Pourtant, je le redoute aussi. Yolande est une gentille oiselle, si peu faite
pour les tâches d’endurance et de sérieux. Voyez-vous, chère Jeanne, il est
hors de question que ce coquin dont elle s’était entichée, ce gueux qui la
troussa comme une vulgaire servante, touche un denier de mes biens !

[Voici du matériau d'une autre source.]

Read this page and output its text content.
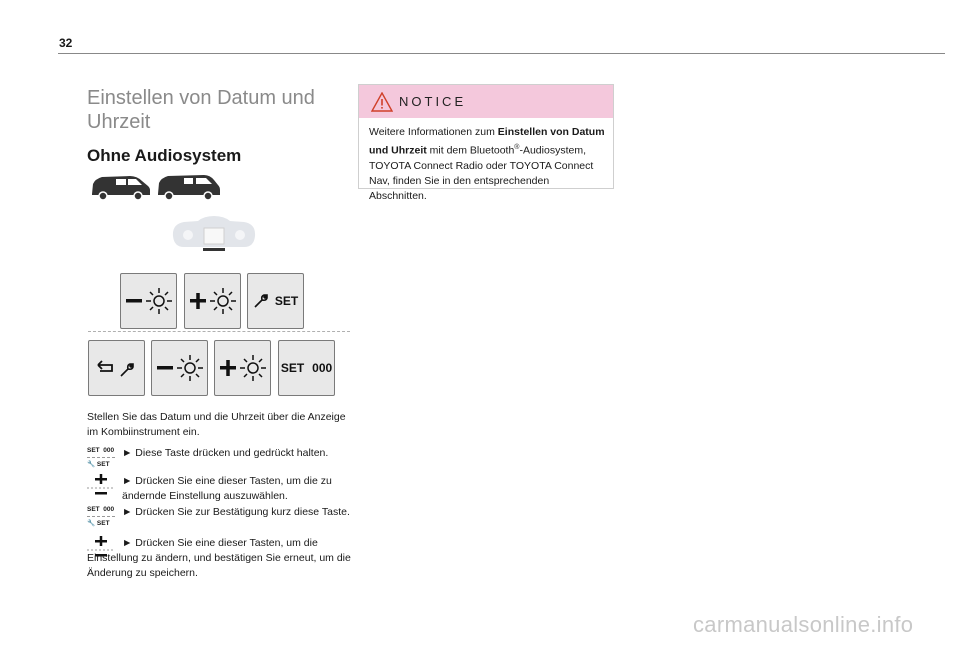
32
Einstellen von Datum und Uhrzeit
Ohne Audiosystem
SET
SET 000
Stellen Sie das Datum und die Uhrzeit über die Anzeige im Kombiinstrument ein.
SET 000
🔧 SET
► Diese Taste drücken und gedrückt halten.
► Drücken Sie eine dieser Tasten, um die zu ändernde Einstellung auszuwählen.
SET 000
🔧 SET
► Drücken Sie zur Bestätigung kurz diese Taste.
► Drücken Sie eine dieser Tasten, um die Einstellung zu ändern, und bestätigen Sie erneut, um die Änderung zu speichern.
NOTICE
Weitere Informationen zum Einstellen von Datum und Uhrzeit mit dem Bluetooth®-Audiosystem, TOYOTA Connect Radio oder TOYOTA Connect Nav, finden Sie in den entsprechenden Abschnitten.
carmanualsonline.info
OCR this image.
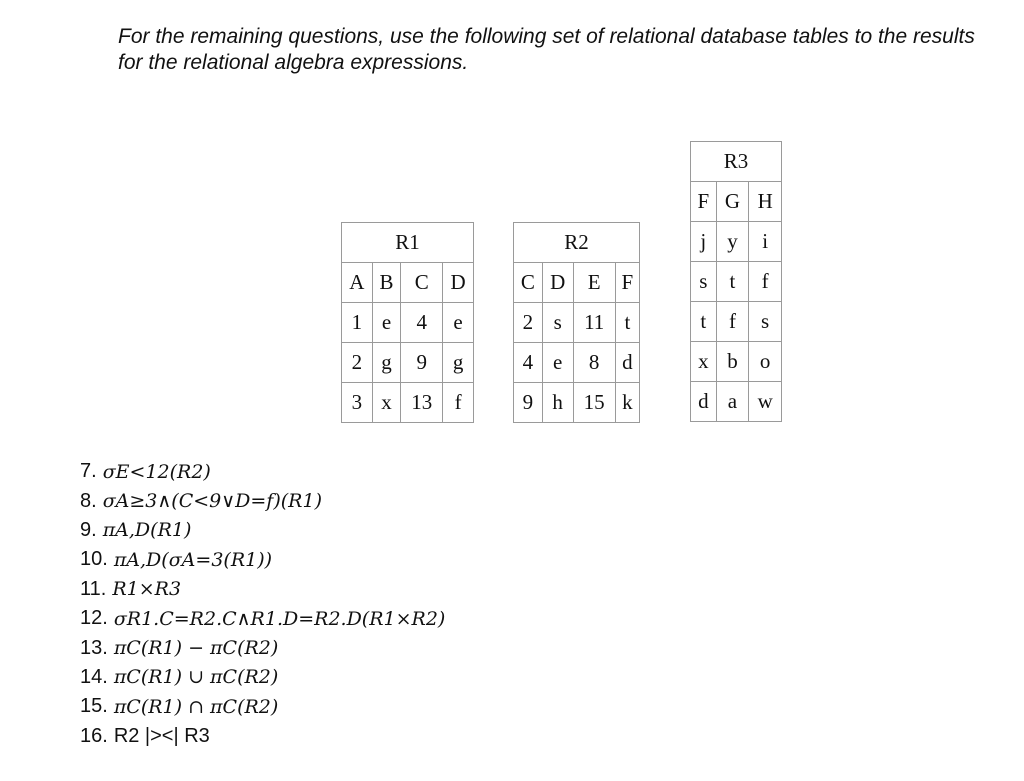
For the remaining questions, use the following set of relational database tables to the results for the relational algebra expressions.
R1			
A	B	C	D
1	e	4	e
2	g	9	g
3	x	13	f
R2			
C	D	E	F
2	s	11	t
4	e	8	d
9	h	15	k
R3		
F	G	H
j	y	i
s	t	f
t	f	s
x	b	o
d	a	w
7. σE<12(R2)
8. σA≥3∧(C<9∨D=f)(R1)
9. πA,D(R1)
10. πA,D(σA=3(R1))
11. R1×R3
12. σR1.C=R2.C∧R1.D=R2.D(R1×R2)
13. πC(R1) − πC(R2)
14. πC(R1) ∪ πC(R2)
15. πC(R1) ∩ πC(R2)
16. R2 |><| R3
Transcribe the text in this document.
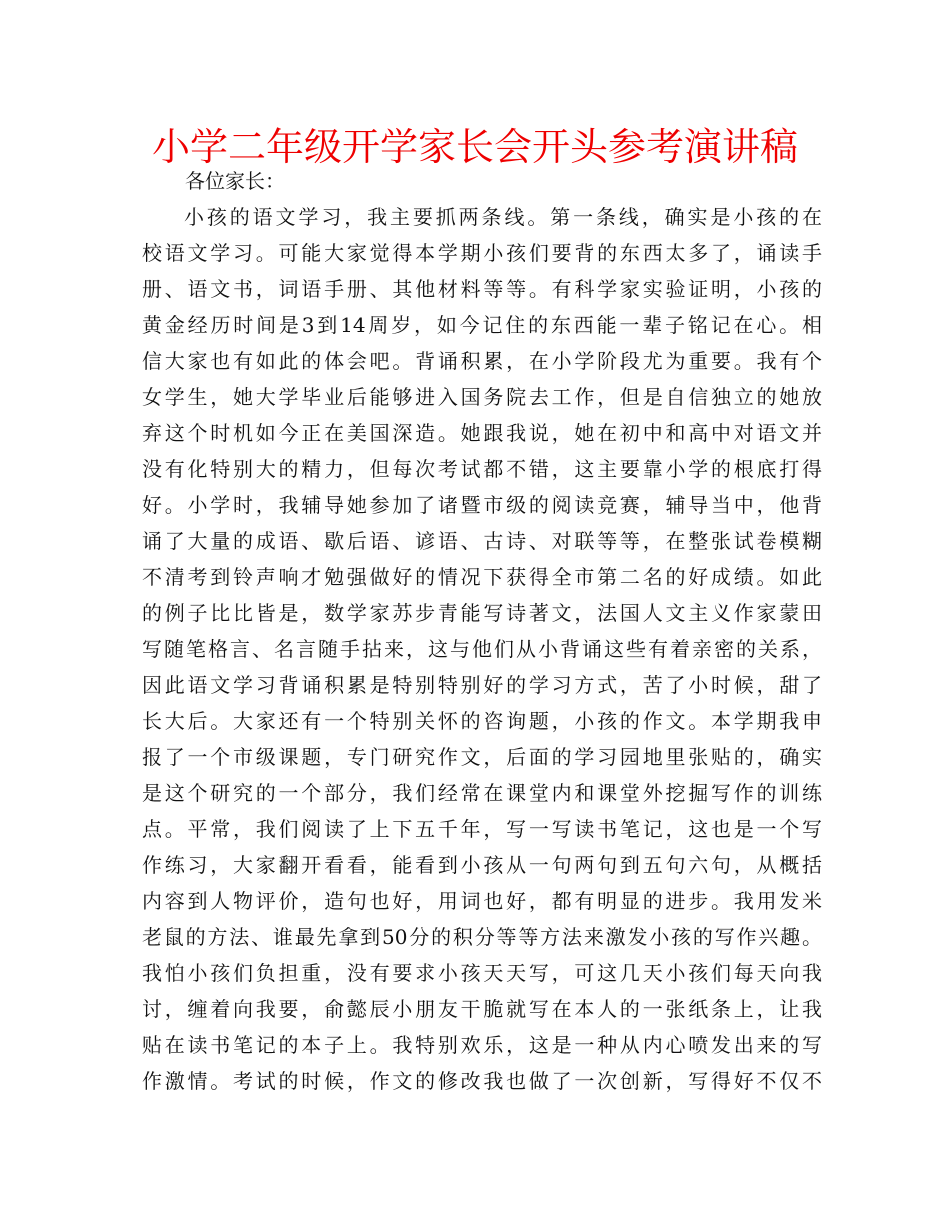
小学二年级开学家长会开头参考演讲稿
各位家长：
小孩的语文学习，我主要抓两条线。第一条线，确实是小孩的在
校语文学习。可能大家觉得本学期小孩们要背的东西太多了，诵读手
册、语文书，词语手册、其他材料等等。有科学家实验证明，小孩的
黄金经历时间是3到14周岁，如今记住的东西能一辈子铭记在心。相
信大家也有如此的体会吧。背诵积累，在小学阶段尤为重要。我有个
女学生，她大学毕业后能够进入国务院去工作，但是自信独立的她放
弃这个时机如今正在美国深造。她跟我说，她在初中和高中对语文并
没有化特别大的精力，但每次考试都不错，这主要靠小学的根底打得
好。小学时，我辅导她参加了诸暨市级的阅读竞赛，辅导当中，他背
诵了大量的成语、歇后语、谚语、古诗、对联等等，在整张试卷模糊
不清考到铃声响才勉强做好的情况下获得全市第二名的好成绩。如此
的例子比比皆是，数学家苏步青能写诗著文，法国人文主义作家蒙田
写随笔格言、名言随手拈来，这与他们从小背诵这些有着亲密的关系，
因此语文学习背诵积累是特别特别好的学习方式，苦了小时候，甜了
长大后。大家还有一个特别关怀的咨询题，小孩的作文。本学期我申
报了一个市级课题，专门研究作文，后面的学习园地里张贴的，确实
是这个研究的一个部分，我们经常在课堂内和课堂外挖掘写作的训练
点。平常，我们阅读了上下五千年，写一写读书笔记，这也是一个写
作练习，大家翻开看看，能看到小孩从一句两句到五句六句，从概括
内容到人物评价，造句也好，用词也好，都有明显的进步。我用发米
老鼠的方法、谁最先拿到50分的积分等等方法来激发小孩的写作兴趣。
我怕小孩们负担重，没有要求小孩天天写，可这几天小孩们每天向我
讨，缠着向我要，俞懿辰小朋友干脆就写在本人的一张纸条上，让我
贴在读书笔记的本子上。我特别欢乐，这是一种从内心喷发出来的写
作激情。考试的时候，作文的修改我也做了一次创新，写得好不仅不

    Une phrase avait jailli, Jeanne ne
savait d’où. Elle s’était entendu répondre, la mine défaite, les larmes aux
yeux :
    — Ainsi, comme je le redoutais,
vous n’êtes pas au courant.
    — Au courant de quoi ?
    — Yolande est décédée, il y a
eu un an à l’hiver, d’une fluxion de poitrine. Elle avait exigé que l’on ne
vous prévînt pas. Je me déteste de vous apporter cette funeste nouvelle.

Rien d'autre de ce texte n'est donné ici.